The Best Christmas Gift Ever
Articles Inspirational articles from Hay House authors
The Best Christmas Gift EverA Message of Trust
One December, my daughter and I were relocating from New York to Florida. Perhaps our biggest moving dilemma was how to transfer our three cats and two dogs from one state to the other. I took one cat to Florida via airplane, but that didn’t resolve our problem in the least. My daughter was left with the unfortunate duty of having to make the long journey with four animals in her SUV. The most unruly of the bunch was our dog Valentino, an uncannily stubborn Shiba Inu that resembled a fox and refused to take orders from any of us.
While they were stopped at a gas station in the rural town of Petersburg, Virginia, Valentino wrangled his head out of his collar and took off into a nearby forest. My daughter spent the next four hours searching for him in the snowy woods in the middle of the night. The next day, she arrived at our home in Florida crying and apologizing for having lost our beloved Valentino.
Although they were very helpful, neither the animal control nor police of Petersburg were able to locate the dog. For three days following the incident, I placed countless ads in the local newspapers and on radio shows. I felt that I needed to find him, and that I shouldn’t give up. Valentino was greatly adored by my late husband, and I was confident that his spirit would try to help us in our pursuit. I decided that the only way to get anything done was to go to the site of the incident myself, so I flew up to Virginia on Christmas.
The next two days were spent scouring the neighborhoods and woodland areas of Petersburg, posting flyers on seemingly every lamppost, and screaming “Valentino!” well into the midnight hours as I slowly drove down street after street in my rental car. Every person I approached told me something different: “I saw him ten miles east of here,” “He was walking around with a big black dog that way,” “He slept in my backyard last night.” I collapsed onto the bed in my motel room the second night and thought sadly, This is hopeless. What a horrible Christmas.
I’d already bought my ticket to return to Florida the following day, so there only remained the small, single, solitary hope that I might find Valentino in the morning before my flight back home. I fell asleep praying to the Divine for a miracle.
My husband came to me in a dream that very night, standing tall and handsome, wearing a brilliant white dress shirt and promising that I would find the dog. “Go toward the place where the dog was lost,” he told me. “Get in the car and pay attention to me; I will guide you.”
I woke up and hopped in the car at the break of dawn. I drove to the gas station where the dog had initially wandered off and parked. I began walking around the area, and then stopped a woman on her way to work.
“Oh, that was your dog?” she responded when asked if she’d spotted him. “Yes, I did, just ten minutes ago. He was sitting right up that way, and the police tried to shoot at him because they thought he was a fox!” she said as she pointed. I thanked the woman and started running in that direction.

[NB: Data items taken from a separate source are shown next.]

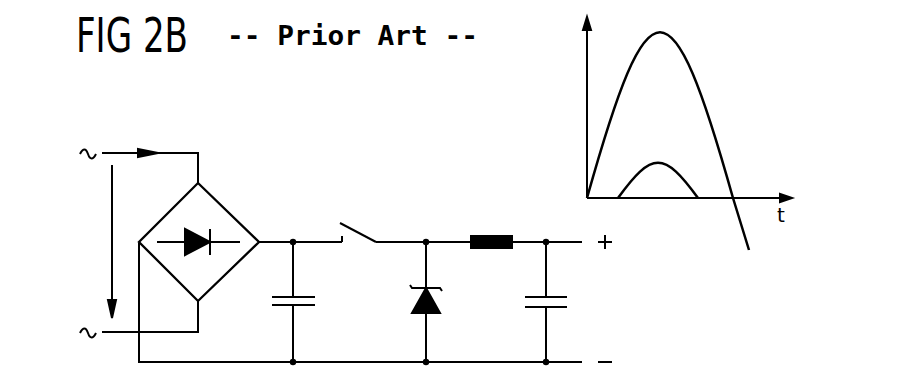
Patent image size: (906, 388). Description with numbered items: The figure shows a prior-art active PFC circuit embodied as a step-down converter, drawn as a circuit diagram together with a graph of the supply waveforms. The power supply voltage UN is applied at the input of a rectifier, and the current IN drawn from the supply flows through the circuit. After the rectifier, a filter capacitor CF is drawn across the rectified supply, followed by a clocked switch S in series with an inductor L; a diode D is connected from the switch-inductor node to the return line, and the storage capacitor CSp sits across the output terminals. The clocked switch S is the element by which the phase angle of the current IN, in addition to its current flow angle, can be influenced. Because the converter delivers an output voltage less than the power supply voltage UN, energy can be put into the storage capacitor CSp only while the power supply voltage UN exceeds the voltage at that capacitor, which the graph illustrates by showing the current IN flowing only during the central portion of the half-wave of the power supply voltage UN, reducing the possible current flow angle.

The clocked switch S is at (358, 225).
The inductor L is at (488, 233).
The diode D is at (448, 290).
The filter capacitor CF is at (318, 298).
The storage capacitor CSp is at (568, 306).
The power supply voltage UN is at (717, 88).
The current IN is at (668, 130).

Entering the forest, guided totally by pure instinct, I heard my husband say, “Keep going.” I made a sudden right and gazed down into a ditch . . . and there was Valentino, keeled over and covered up to his ears in mud, howling feebly for help. I practically tumbled down to him in excitement and hoisted him up in my arms. Had his body not been trembling from the bitter cold, I’m sure he would have jumped at me and licked my face for hours. If he could have spoken, he would have said “Thank you!” a thousand times, but he just stared up at me weakly as I carried him to safety. Truly, this was the best Christmas gift I could have hoped for.

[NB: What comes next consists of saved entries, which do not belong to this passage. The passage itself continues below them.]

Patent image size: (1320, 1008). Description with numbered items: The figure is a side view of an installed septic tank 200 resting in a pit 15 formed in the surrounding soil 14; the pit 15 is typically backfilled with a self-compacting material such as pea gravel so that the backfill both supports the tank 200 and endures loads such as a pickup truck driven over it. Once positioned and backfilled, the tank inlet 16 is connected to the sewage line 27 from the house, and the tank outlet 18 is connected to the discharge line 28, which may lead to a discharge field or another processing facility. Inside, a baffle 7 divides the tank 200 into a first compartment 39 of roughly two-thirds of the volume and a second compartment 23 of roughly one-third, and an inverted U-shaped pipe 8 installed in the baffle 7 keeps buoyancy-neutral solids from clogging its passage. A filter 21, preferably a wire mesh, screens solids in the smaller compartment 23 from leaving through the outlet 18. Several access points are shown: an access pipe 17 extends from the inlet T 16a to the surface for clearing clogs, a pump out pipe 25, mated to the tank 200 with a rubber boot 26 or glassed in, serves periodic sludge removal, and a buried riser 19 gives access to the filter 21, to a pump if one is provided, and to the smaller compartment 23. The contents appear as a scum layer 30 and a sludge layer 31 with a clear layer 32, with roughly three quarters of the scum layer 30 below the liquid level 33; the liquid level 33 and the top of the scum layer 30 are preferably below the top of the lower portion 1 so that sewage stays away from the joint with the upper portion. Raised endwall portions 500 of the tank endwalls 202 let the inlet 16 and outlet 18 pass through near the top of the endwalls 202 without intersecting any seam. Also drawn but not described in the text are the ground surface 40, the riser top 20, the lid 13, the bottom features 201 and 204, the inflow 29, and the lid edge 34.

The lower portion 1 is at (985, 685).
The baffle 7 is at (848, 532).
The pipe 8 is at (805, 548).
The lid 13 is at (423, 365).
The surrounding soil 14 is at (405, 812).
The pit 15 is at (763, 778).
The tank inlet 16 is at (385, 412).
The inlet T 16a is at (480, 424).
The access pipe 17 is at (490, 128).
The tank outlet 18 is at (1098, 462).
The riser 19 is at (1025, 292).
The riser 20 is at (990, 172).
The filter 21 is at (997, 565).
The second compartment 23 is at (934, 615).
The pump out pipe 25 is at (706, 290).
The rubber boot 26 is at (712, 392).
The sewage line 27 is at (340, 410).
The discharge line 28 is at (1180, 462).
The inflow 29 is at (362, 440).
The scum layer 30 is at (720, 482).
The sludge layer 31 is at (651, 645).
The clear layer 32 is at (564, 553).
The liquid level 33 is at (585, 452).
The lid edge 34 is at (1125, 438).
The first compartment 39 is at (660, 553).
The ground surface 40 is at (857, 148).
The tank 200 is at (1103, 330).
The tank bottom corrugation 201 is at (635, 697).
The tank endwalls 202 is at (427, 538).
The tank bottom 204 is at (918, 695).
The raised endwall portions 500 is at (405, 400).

On my way home, I pondered the synchronicities that occurred: Valentino was lost in Virginia and my husband’s name was Virgil—all three words begin with the letter V. Even more peculiar was the fact that Valentino ran away at 2 a.m. on the 22nd of the month, the exact hour and day my husband had passed away. Ultimately, I believe this was a message about trust: that even when it seems nearly impossible to reconnect with those we love, we must have patience and persevere.